Le Nautile Le Nautile est un sous-marin habité conçu pour l’observation et l’intervention jusqu’à des fonds de 6000 mètres. Depuis sa mise en service en 1984, il a effectué près de 1500 plongées. © Ifremer

« Les deux engins sont capables de chercher les boîtes noires, tout dépend de l'endroit où elles sont situées, indique l'Ifremer. Le Nautile offre aux passagers la vision directe par ses trois hublots, et dans la phase d'exploration, cette vision est a priori plus performante. Il est libre de ses déplacements, mais son autonomie n'est que de 5 heures à 6 000 mètres. De son côté, le Victor 6000 peut rester jusqu'à trois jours d'affilée sous l'eau, et parcourir de plus grandes distances, mais il est gêné par son câble, surtout lorsque le relief est accidenté. »

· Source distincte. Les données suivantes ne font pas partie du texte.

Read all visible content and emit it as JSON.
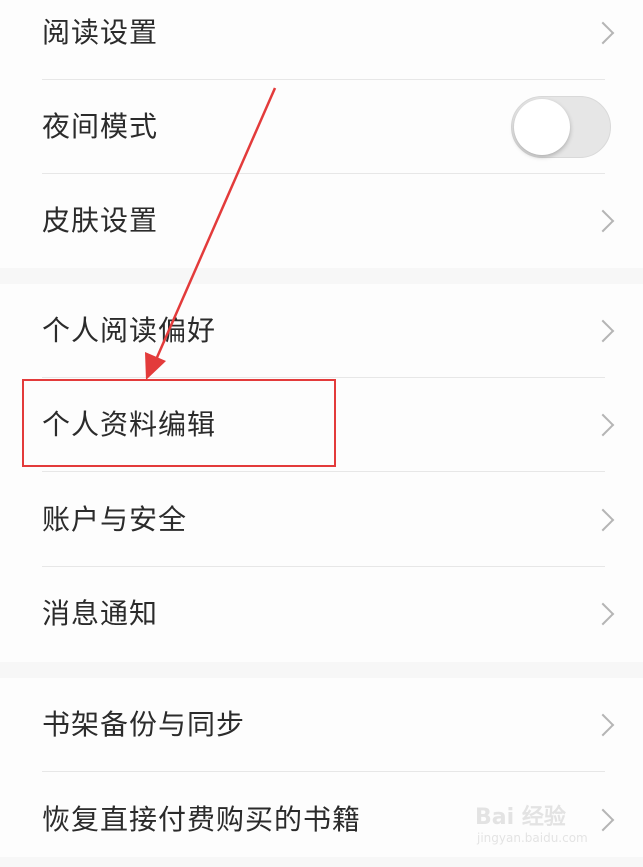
{
  "settings": {
    "group1": [
      {
        "label": "阅读设置",
        "control": "chevron"
      },
      {
        "label": "夜间模式",
        "control": "toggle",
        "toggle_on": false
      },
      {
        "label": "皮肤设置",
        "control": "chevron"
      }
    ],
    "group2": [
      {
        "label": "个人阅读偏好",
        "control": "chevron"
      },
      {
        "label": "个人资料编辑",
        "control": "chevron",
        "highlighted": true
      },
      {
        "label": "账户与安全",
        "control": "chevron"
      },
      {
        "label": "消息通知",
        "control": "chevron"
      }
    ],
    "group3": [
      {
        "label": "书架备份与同步",
        "control": "chevron"
      },
      {
        "label": "恢复直接付费购买的书籍",
        "control": "chevron"
      }
    ]
  },
  "annotation": {
    "color": "#e33b3b"
  },
  "watermark": {
    "brand": "Bai 经验",
    "url": "jingyan.baidu.com"
  }
}
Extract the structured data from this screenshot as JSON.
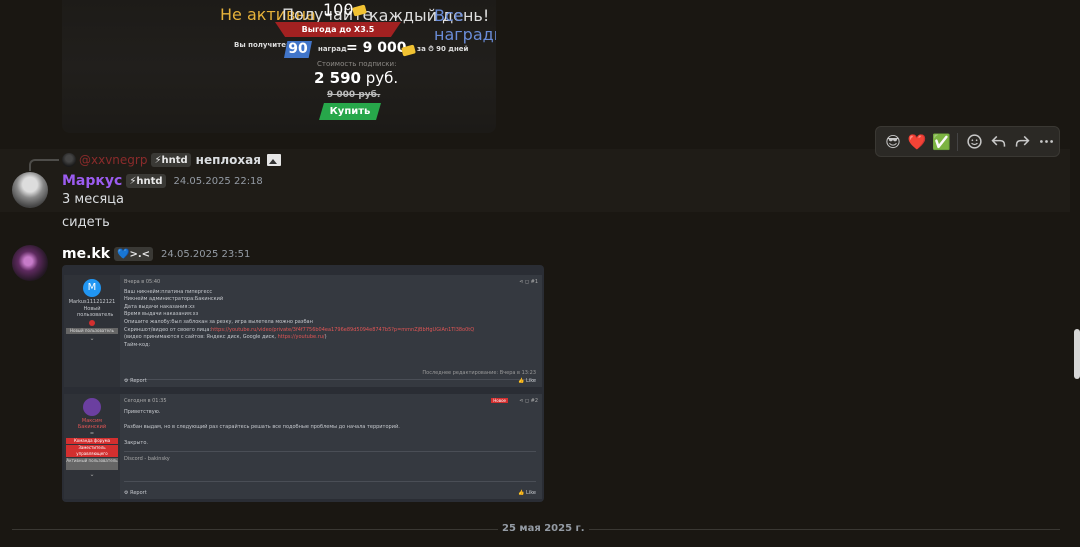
{
  "promo": {
    "inactive": "Не активна",
    "get_prefix": "Получайте",
    "amount": "100",
    "daily": "каждый день!",
    "all_rewards": "Все награды",
    "ribbon": "Выгода до Х3.5",
    "you_get": "Вы получите:",
    "days_num": "90",
    "award_word": "наград",
    "eq_total": "= 9 000",
    "for_days": "за ⏱ 90 дней",
    "cost_label": "Стоимость подписки:",
    "price_num": "2 590",
    "price_cur": " руб.",
    "old_price": "9 000 руб.",
    "buy": "Купить"
  },
  "toolbar": {
    "react1": "😎",
    "react2": "❤️",
    "react3": "✅"
  },
  "reply": {
    "name": "@xxvnegrp",
    "tag": "⚡hntd",
    "text": "неплохая"
  },
  "msg1": {
    "author": "Маркус",
    "tag": "⚡hntd",
    "timestamp": "24.05.2025 22:18",
    "line1": "3 месяца",
    "line2": "сидеть"
  },
  "msg2": {
    "author": "me.kk",
    "tag": "💙>.<",
    "timestamp": "24.05.2025 23:51"
  },
  "forum": {
    "p1": {
      "avatar_letter": "M",
      "user": "Markus111212121",
      "role": "Новый пользователь",
      "meta": "Вчера в 05:40",
      "lines": [
        "Ваш никнейм:платина пипергесс",
        "Никнейм администратора:Бакинский",
        "Дата выдачи наказания:хз",
        "Время выдачи наказания:хз",
        "Опишите жалобу:был заблокан за резку, игра вылетела можно разбан",
        "Скриншот/видео от своего лица:",
        "(видео принимаются с сайтов: Яндекс диск, Google диск, ",
        "Тайм-код:"
      ],
      "link1": "https://youtube.ru/video/private/3f4f7756b04ea1796e89d5094e8747b5?p=mmnZjBbHgUGiAn1Tl38o0tQ",
      "link2": "https://youtube.ru/",
      "edited": "Последнее редактирование: Вчера в 13:23",
      "report": "Report",
      "like": "Like"
    },
    "p2": {
      "user": "Максим Бакинский",
      "role1": "Команда форума",
      "role2": "Заместитель управляющего",
      "role3": "Активный пользователь",
      "meta": "Сегодня в 01:35",
      "tag": "Новое",
      "num": "#2",
      "lines": [
        "Приветствую.",
        "Разбан выдам, но в следующий раз старайтесь решать все подобные проблемы до начала территорий.",
        "Закрыто."
      ],
      "sig": "Discord - bakinsky",
      "report": "Report",
      "like": "Like"
    }
  },
  "date_divider": "25 мая 2025 г."
}
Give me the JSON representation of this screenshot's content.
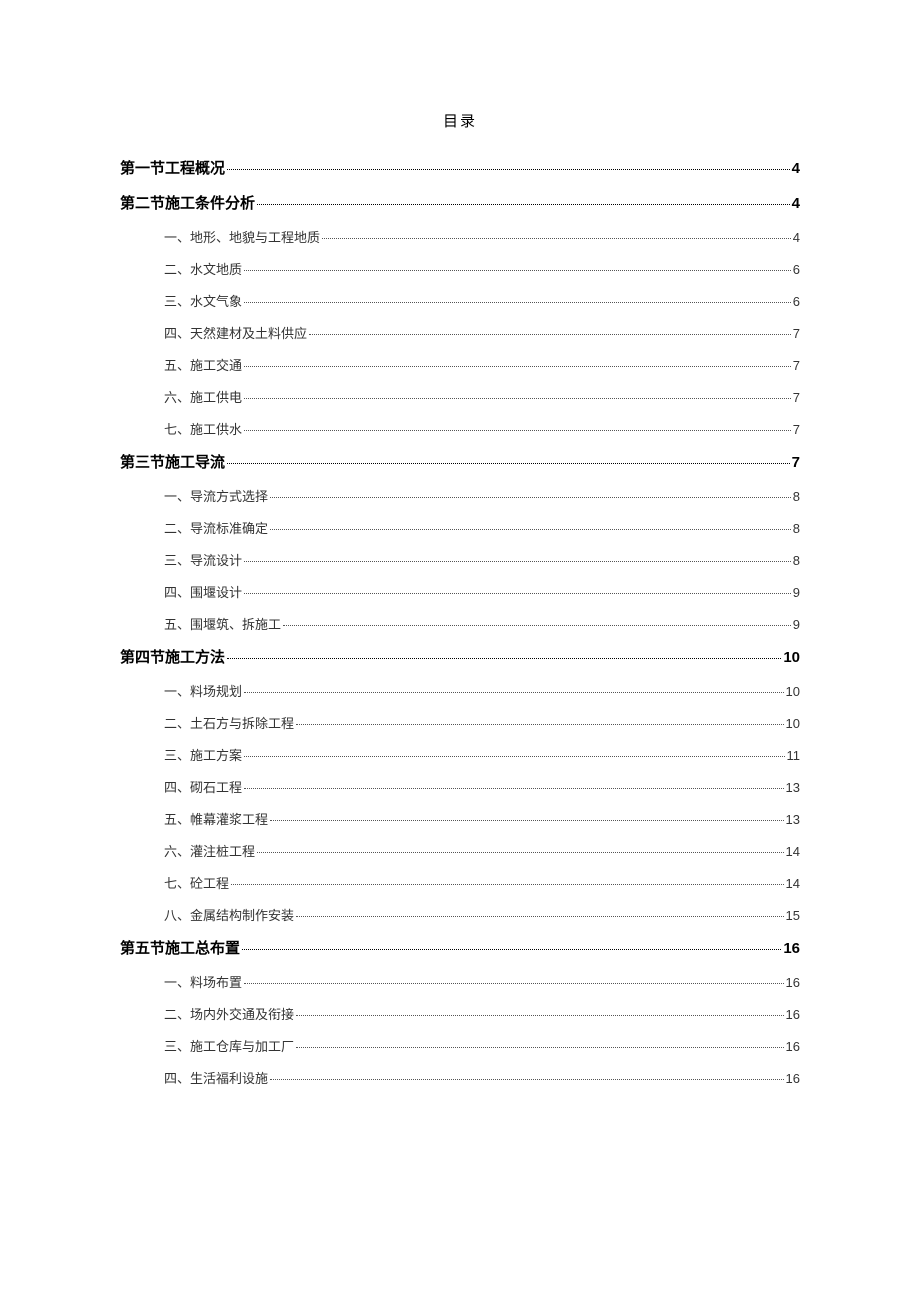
{
  "title": "目录",
  "entries": [
    {
      "level": 1,
      "label": "第一节工程概况",
      "page": "4"
    },
    {
      "level": 1,
      "label": "第二节施工条件分析",
      "page": "4"
    },
    {
      "level": 2,
      "label": "一、地形、地貌与工程地质",
      "page": "4"
    },
    {
      "level": 2,
      "label": "二、水文地质",
      "page": "6"
    },
    {
      "level": 2,
      "label": "三、水文气象",
      "page": "6"
    },
    {
      "level": 2,
      "label": "四、天然建材及土料供应",
      "page": "7"
    },
    {
      "level": 2,
      "label": "五、施工交通",
      "page": "7"
    },
    {
      "level": 2,
      "label": "六、施工供电",
      "page": "7"
    },
    {
      "level": 2,
      "label": "七、施工供水",
      "page": "7"
    },
    {
      "level": 1,
      "label": "第三节施工导流",
      "page": "7"
    },
    {
      "level": 2,
      "label": "一、导流方式选择",
      "page": "8"
    },
    {
      "level": 2,
      "label": "二、导流标准确定",
      "page": "8"
    },
    {
      "level": 2,
      "label": "三、导流设计",
      "page": "8"
    },
    {
      "level": 2,
      "label": "四、围堰设计",
      "page": "9"
    },
    {
      "level": 2,
      "label": "五、围堰筑、拆施工",
      "page": "9"
    },
    {
      "level": 1,
      "label": "第四节施工方法",
      "page": "10"
    },
    {
      "level": 2,
      "label": "一、料场规划",
      "page": "10"
    },
    {
      "level": 2,
      "label": "二、土石方与拆除工程",
      "page": "10"
    },
    {
      "level": 2,
      "label": "三、施工方案",
      "page": "11"
    },
    {
      "level": 2,
      "label": "四、砌石工程",
      "page": "13"
    },
    {
      "level": 2,
      "label": "五、帷幕灌浆工程",
      "page": "13"
    },
    {
      "level": 2,
      "label": "六、灌注桩工程",
      "page": "14"
    },
    {
      "level": 2,
      "label": "七、砼工程",
      "page": "14"
    },
    {
      "level": 2,
      "label": "八、金属结构制作安装",
      "page": "15"
    },
    {
      "level": 1,
      "label": "第五节施工总布置",
      "page": "16"
    },
    {
      "level": 2,
      "label": "一、料场布置",
      "page": "16"
    },
    {
      "level": 2,
      "label": "二、场内外交通及衔接",
      "page": "16"
    },
    {
      "level": 2,
      "label": "三、施工仓库与加工厂",
      "page": "16"
    },
    {
      "level": 2,
      "label": "四、生活福利设施",
      "page": "16"
    }
  ]
}
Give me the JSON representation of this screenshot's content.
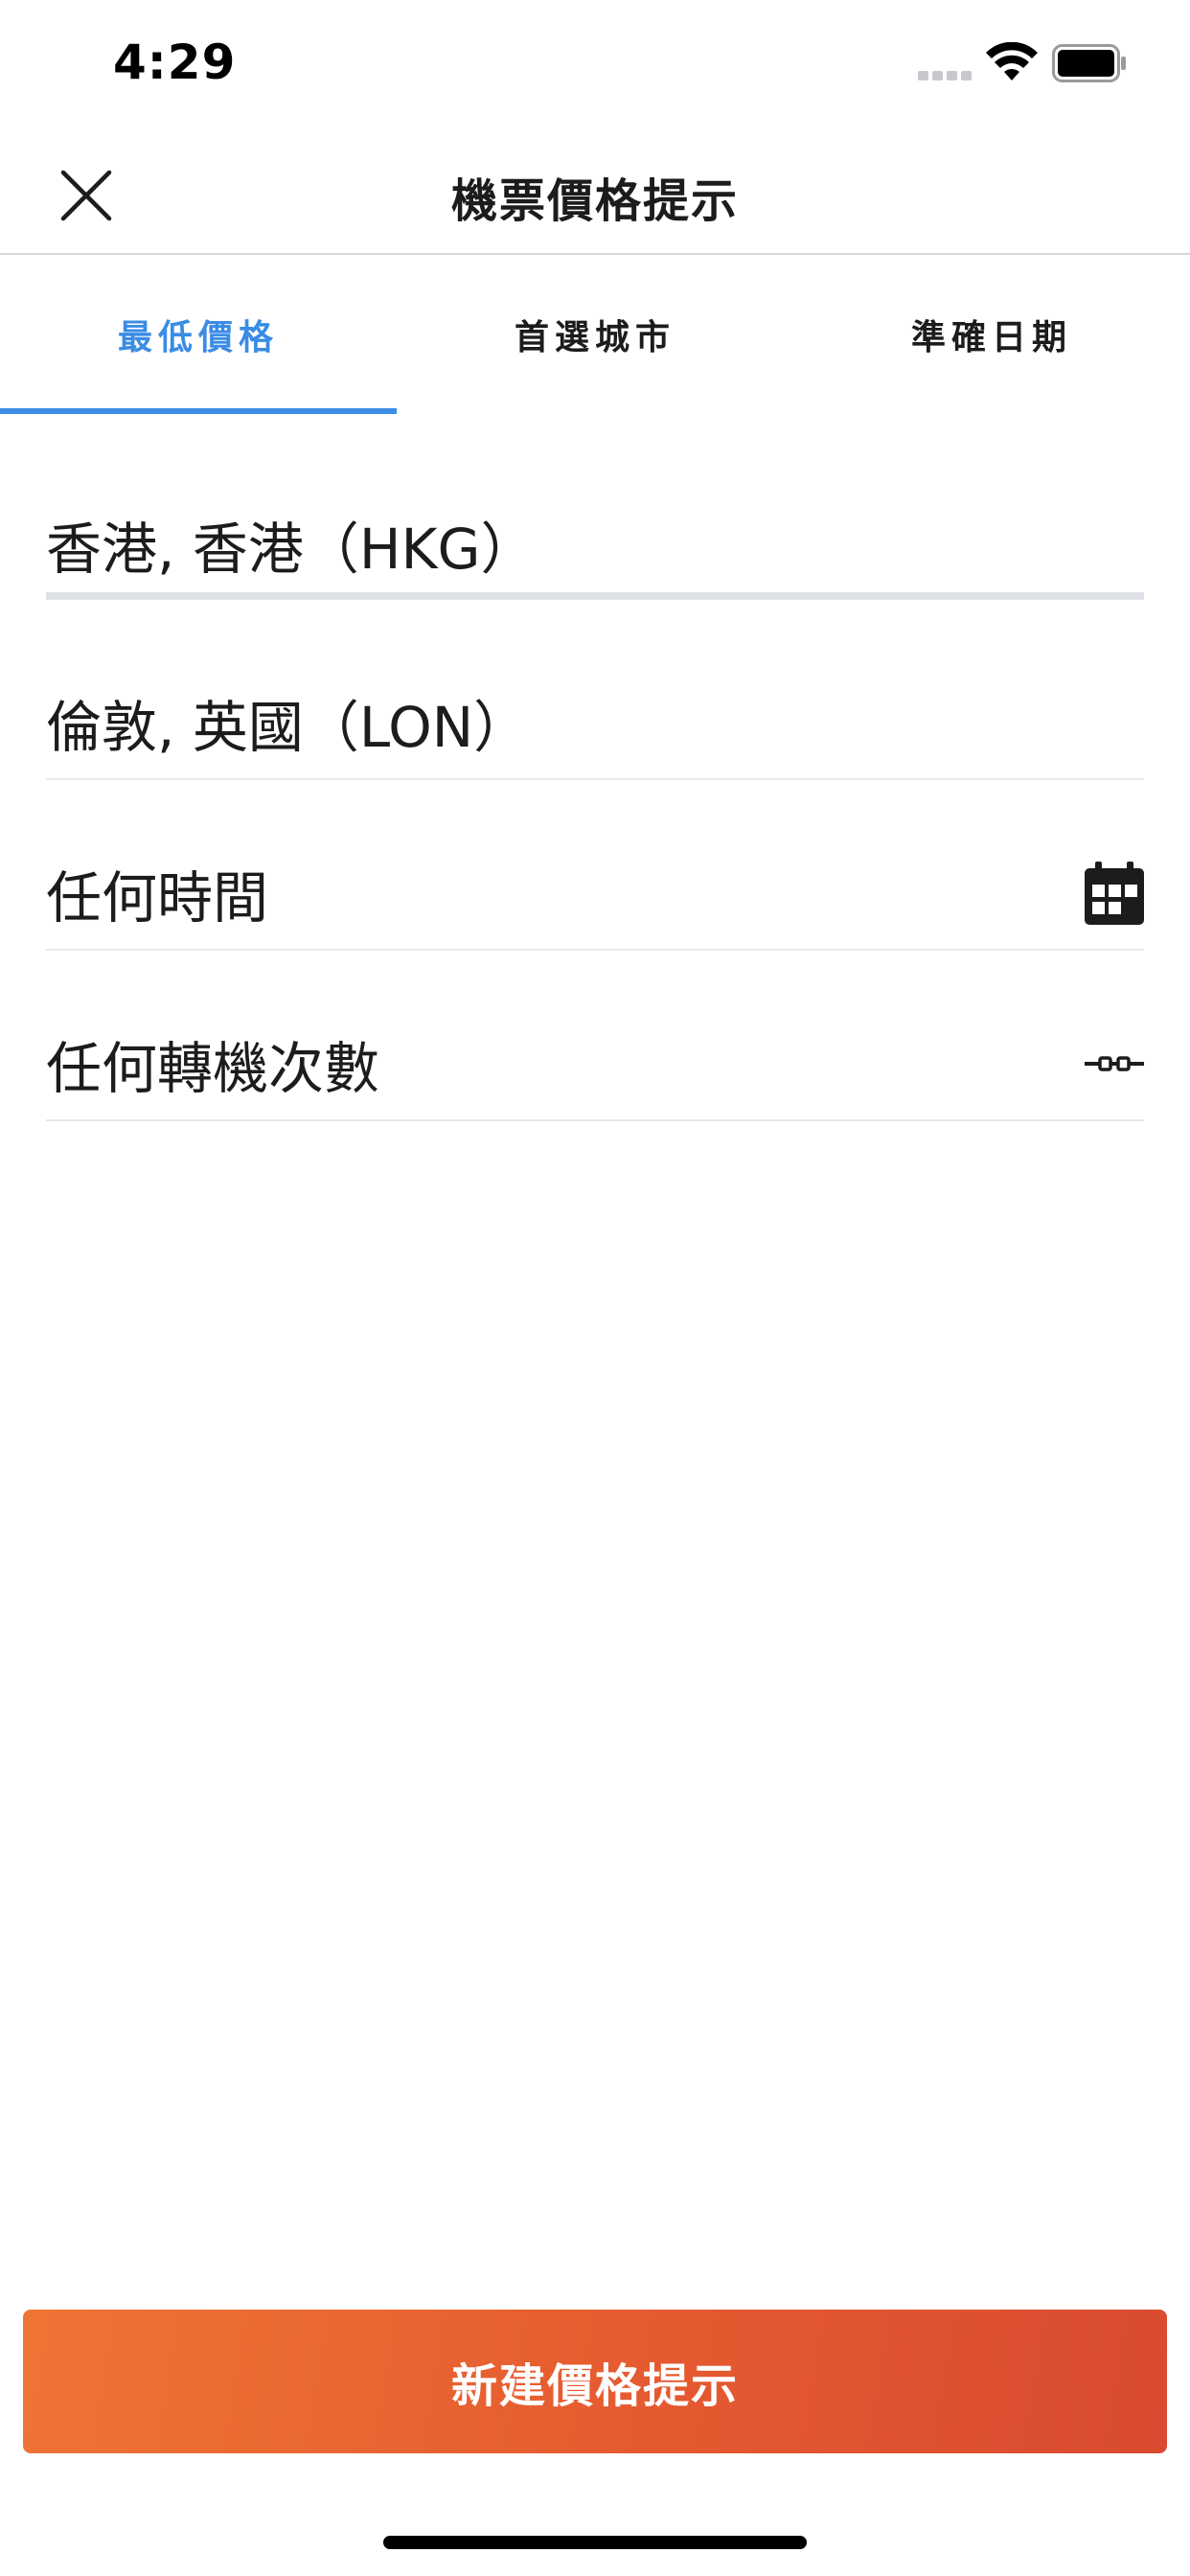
{
  "status_bar": {
    "time": "4:29"
  },
  "header": {
    "title": "機票價格提示",
    "close_icon": "close-icon"
  },
  "tabs": [
    {
      "label": "最低價格",
      "active": true
    },
    {
      "label": "首選城市",
      "active": false
    },
    {
      "label": "準確日期",
      "active": false
    }
  ],
  "form": {
    "origin": "香港, 香港（HKG）",
    "destination": "倫敦, 英國（LON）",
    "date": "任何時間",
    "date_icon": "calendar-icon",
    "stops": "任何轉機次數",
    "stops_icon": "stops-icon"
  },
  "actions": {
    "create_label": "新建價格提示"
  },
  "colors": {
    "accent": "#3a8ce4",
    "button_start": "#ef7434",
    "button_end": "#d94a30"
  }
}
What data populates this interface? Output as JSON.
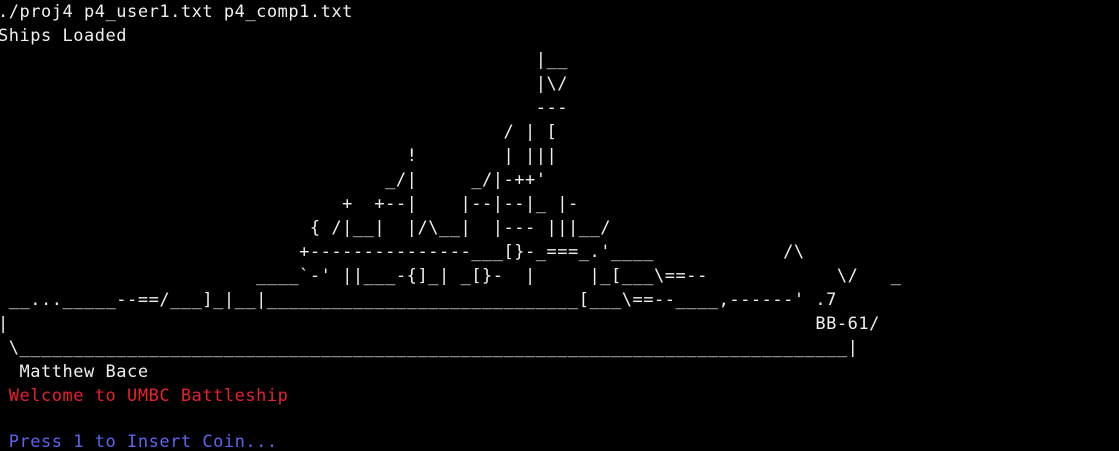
{
  "colors": {
    "background": "#000000",
    "foreground": "#f0f0f0",
    "welcome_red": "#e8202a",
    "prompt_blue": "#5d64f0"
  },
  "terminal": {
    "command_line": "./proj4 p4_user1.txt p4_comp1.txt",
    "status_line": "Ships Loaded",
    "ascii_art": [
      "                                                  |__",
      "                                                  |\\/",
      "                                                  ---",
      "                                               / | [",
      "                                      !        | |||",
      "                                    _/|     _/|-++'",
      "                                +  +--|    |--|--|_ |-",
      "                             { /|__|  |/\\__|  |--- |||__/",
      "                            +---------------___[}-_===_.'____            /\\",
      "                        ____`-' ||___-{]_| _[}-  |     |_[___\\==--            \\/   _",
      " __..._____--==/___]_|__|_____________________________[___\\==--____,------' .7",
      "|                                                                           BB-61/",
      " \\_____________________________________________________________________________|",
      "  Matthew Bace"
    ],
    "welcome": " Welcome to UMBC Battleship",
    "blank": "",
    "prompt": " Press 1 to Insert Coin..."
  }
}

Trouver les boîtes noires n'est pas une tâche aisée : lors de la catastrophe aérienne de Charm El Sheikh en Égypte en 2004, il avait fallu près de 15 jours pour récupérer les boîtes noires, alors qu'elles ne reposaient qu'à 1000 mètres de fond sans relief. Mais l'enjeu est de taille, puisque ces boîtes noires sont indispensables pour comprendre ce qui s'est passé le 1er juin. Les enquêteurs du Bureau d'enquêtes et d'analyses (BEA), qui pilotent les investigations, pourraient alors analyser le déroulement du vol, le fonctionnement de l'avion à chaque instant, identifier les alarmes... et peut-être en déduire les causes de l'accident. Les hypothèses restent nombreuses. La foudre et les turbulences ont d'abord été montrées du doigt. Bien que les avions soient prévus pour y résister, certains experts estiment néanmoins qu'il ne faut pas négliger la piste météorologique : de façon exceptionnelle, il arrive que dans des systèmes orageux, des poches d'air très chaud viennent perturber considérablement le pilotage des avions. Plus récemment, les sondes de vitesse de type "Pitot" de l'Airbus A330 ont été mises en cause : elles givreraient et délivreraient des informations fausses, conduisant les pilotes à voler trop vite ou trop lentement. Air France vient d'ailleurs de remplacer toutes les sondes "Pitot" des Airbus A330 et A340. Cependant, un accident est rarement dû à une seule cause, il provient souvent d'un enchaînement de défaillances. Seules les boîtes noires permettront de trancher. Mais finalement, elles ne seront pas retrouvées et les recherches seront abandonnées le 6 juillet.